Fed officials began to cut interest rates this fall because inflation seems to be steadily declining towards the Fed’s 2% annual interest rate. Not only that, the labor market also shows signs of weakness. This has prompted the Federal Reserve to reduce interest rates to stimulate the economy and avoid a significant increase in unemployment rates.
The task of the Federal Reserve is to take a balanced action, using monetary policy to maintain the economy enough, so that everyone has a job, but it will not be hot to lead to soaring inflation. In the end, the Fed’s goal is to reduce interest rates to the “neutral” level, that is, the cost of borrowing will neither suppress the economy nor artificially boost the economy.
Since autumn, inflation Stubbornly stay Higher than 2%, the labor market ElasticEmployers resist the large -scale layoffs that cause Federal Reserve officials to alert. Both trends have reduced the willingness to cut interest rates from the Fed. Fed officials emphasized in the recent public comments that they will Be patient When inflation shows more signs of progress, interest rates are reduced.
What is the relationship between Trump and the Federal Reserve?

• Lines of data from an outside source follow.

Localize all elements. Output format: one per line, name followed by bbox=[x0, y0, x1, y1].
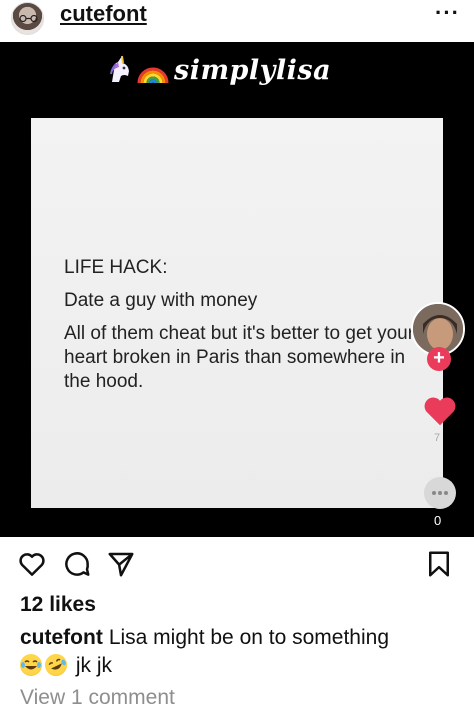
text-card: LIFE HACK: Date a guy with money All of … bbox=[31, 118, 443, 508]
card-paragraph: All of them cheat but it's better to get… bbox=[64, 323, 415, 392]
heart-count: 7 bbox=[434, 432, 441, 444]
action-bar bbox=[0, 545, 474, 585]
avatar[interactable] bbox=[11, 2, 44, 35]
dots-count: 0 bbox=[434, 513, 442, 528]
glasses-icon bbox=[19, 15, 38, 22]
card-text: LIFE HACK: Date a guy with money All of … bbox=[64, 256, 424, 394]
caption-second-line: jk jk bbox=[75, 654, 113, 677]
unicorn-icon bbox=[110, 55, 129, 82]
more-dots-button[interactable] bbox=[424, 477, 456, 509]
heart-outline-icon[interactable] bbox=[17, 549, 47, 579]
brand-watermark: simplylisa bbox=[104, 52, 331, 88]
likes-count[interactable]: 12 likes bbox=[20, 593, 96, 617]
caption-text: Lisa might be on to something bbox=[108, 626, 389, 649]
joy-emoji bbox=[20, 654, 42, 676]
view-comments-link[interactable]: View 1 comment bbox=[20, 686, 175, 710]
card-line: Date a guy with money bbox=[64, 290, 258, 311]
caption: cutefont Lisa might be on to something jk… bbox=[20, 624, 460, 680]
brand-name: simplylisa bbox=[174, 54, 332, 86]
share-icon[interactable] bbox=[106, 549, 136, 579]
more-options-icon[interactable]: ··· bbox=[435, 0, 460, 26]
comment-icon[interactable] bbox=[62, 549, 92, 579]
bookmark-icon[interactable] bbox=[424, 549, 454, 579]
caption-username[interactable]: cutefont bbox=[20, 626, 103, 649]
card-heading: LIFE HACK: bbox=[64, 257, 168, 278]
rofl-emoji bbox=[41, 650, 71, 680]
follow-plus-button[interactable]: + bbox=[427, 347, 451, 371]
dots-icon bbox=[432, 491, 448, 495]
username-link[interactable]: cutefont bbox=[60, 1, 147, 27]
rainbow-icon bbox=[137, 67, 169, 84]
post-header: cutefont ··· bbox=[0, 0, 474, 40]
post-media[interactable]: simplylisa LIFE HACK: Date a guy with mo… bbox=[0, 42, 474, 537]
heart-icon[interactable] bbox=[421, 392, 459, 430]
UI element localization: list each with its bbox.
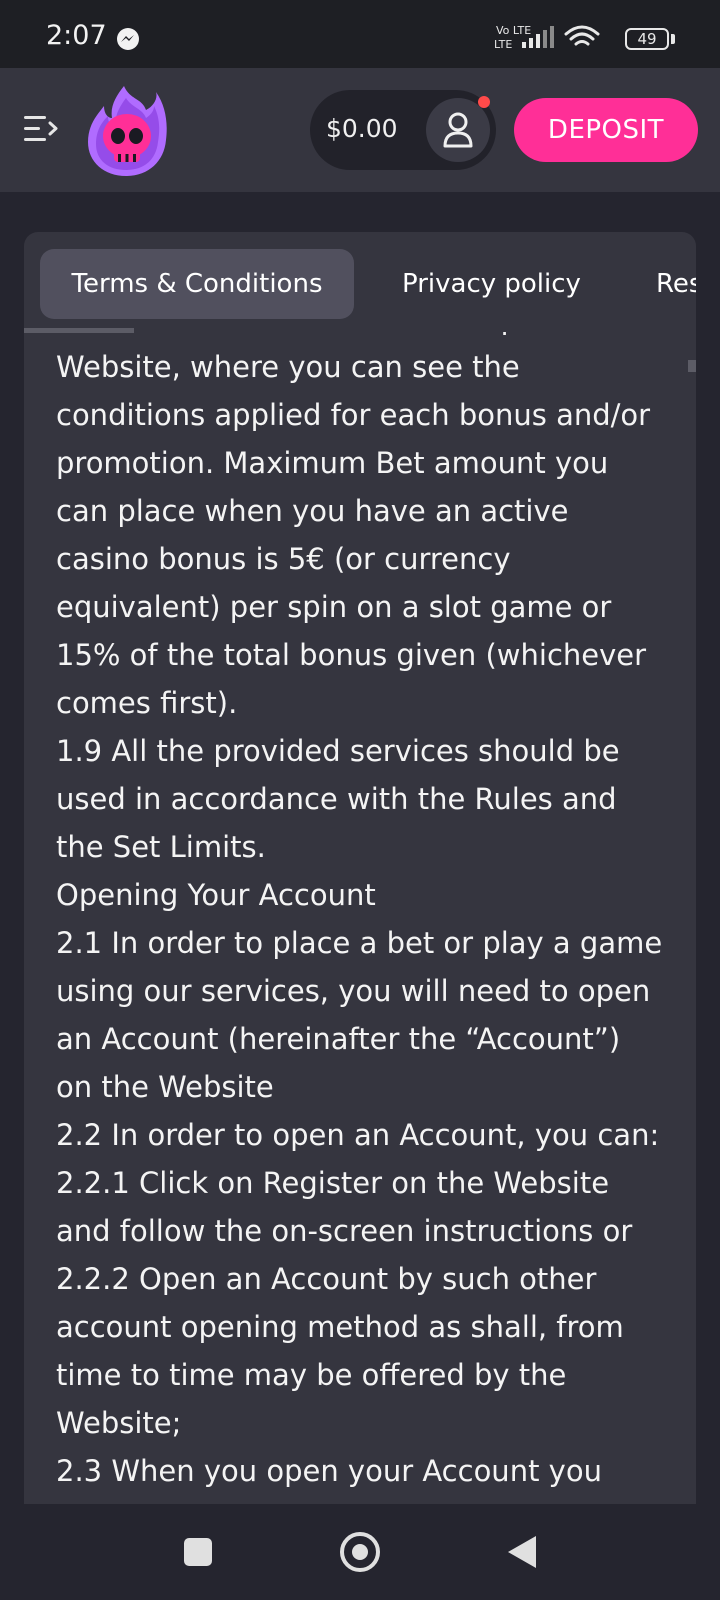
- terms-text: described in the “Promotions” part of th…: [56, 332, 686, 1495]
- balance-amount[interactable]: $0.00: [326, 114, 398, 143]
- wallet-widget[interactable]: $0.00: [310, 90, 496, 170]
- text-line: can place when you have an active: [56, 494, 569, 528]
- text-line: Website;: [56, 1406, 182, 1440]
- content-card: Terms & Conditions Privacy policy Res de…: [24, 232, 696, 1504]
- text-line: comes first).: [56, 686, 238, 720]
- text-line: the Set Limits.: [56, 830, 266, 864]
- text-line: Website, where you can see the: [56, 350, 520, 384]
- document-body[interactable]: described in the “Promotions” part of th…: [24, 332, 696, 1504]
- text-line: 2.2.1 Click on Register on the Website: [56, 1166, 610, 1200]
- text-line: 15% of the total bonus given (whichever: [56, 638, 647, 672]
- text-line: 2.1 In order to place a bet or play a ga…: [56, 926, 663, 960]
- text-line: used in accordance with the Rules and: [56, 782, 617, 816]
- status-time: 2:07: [46, 20, 107, 51]
- deposit-button[interactable]: DEPOSIT: [514, 98, 698, 162]
- tab-privacy-policy[interactable]: Privacy policy: [402, 249, 581, 319]
- text-line: using our services, you will need to ope…: [56, 974, 651, 1008]
- messenger-icon: [117, 28, 139, 50]
- text-line: casino bonus is 5€ (or currency: [56, 542, 511, 576]
- text-line: time to time may be offered by the: [56, 1358, 567, 1392]
- tab-terms-conditions[interactable]: Terms & Conditions: [40, 249, 354, 319]
- wifi-icon: [564, 25, 600, 46]
- network-label: Vo LTE: [496, 24, 531, 37]
- section-heading: Opening Your Account: [56, 878, 376, 912]
- battery-level: 49: [637, 30, 657, 48]
- system-nav-bar: [0, 1504, 720, 1600]
- notification-dot: [478, 96, 490, 108]
- status-bar: 2:07 Vo LTE LTE 49: [0, 0, 720, 68]
- user-icon: [443, 112, 473, 148]
- text-line: 1.9 All the provided services should be: [56, 734, 620, 768]
- text-line: account opening method as shall, from: [56, 1310, 624, 1344]
- back-icon[interactable]: [508, 1536, 536, 1568]
- text-line: 2.3 When you open your Account you: [56, 1454, 602, 1488]
- text-line: equivalent) per spin on a slot game or: [56, 590, 612, 624]
- text-line: promotion. Maximum Bet amount you: [56, 446, 609, 480]
- tab-responsible[interactable]: Res: [656, 249, 696, 319]
- text-line: an Account (hereinafter the “Account”): [56, 1022, 621, 1056]
- text-line: conditions applied for each bonus and/or: [56, 398, 651, 432]
- text-line: 2.2 In order to open an Account, you can…: [56, 1118, 660, 1152]
- vertical-scrollbar[interactable]: [688, 360, 696, 372]
- tab-bar[interactable]: Terms & Conditions Privacy policy Res: [24, 232, 696, 330]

Not only that, Federal Reserve officials are also worried that the newly appointed President Donald Trump’s economic tax reduction and tariff policy may cause inflation. This will force the central bank’s governor to maintain higher interest rates for a longer period of time.
“As the economy is stable, the labor market is stable, and inflation is still a bit sticky. We expect that the Fed will maintain a stable interest rate next week and maintain the” progressive/cautious “method to achieve a neutral interest rate, unless the labor market will be seriously weak.” Deutsche Bank Write in the comments. “The uncertainty of the upcoming policy changes that the Trump administration will introduce has increased cautious reasons.”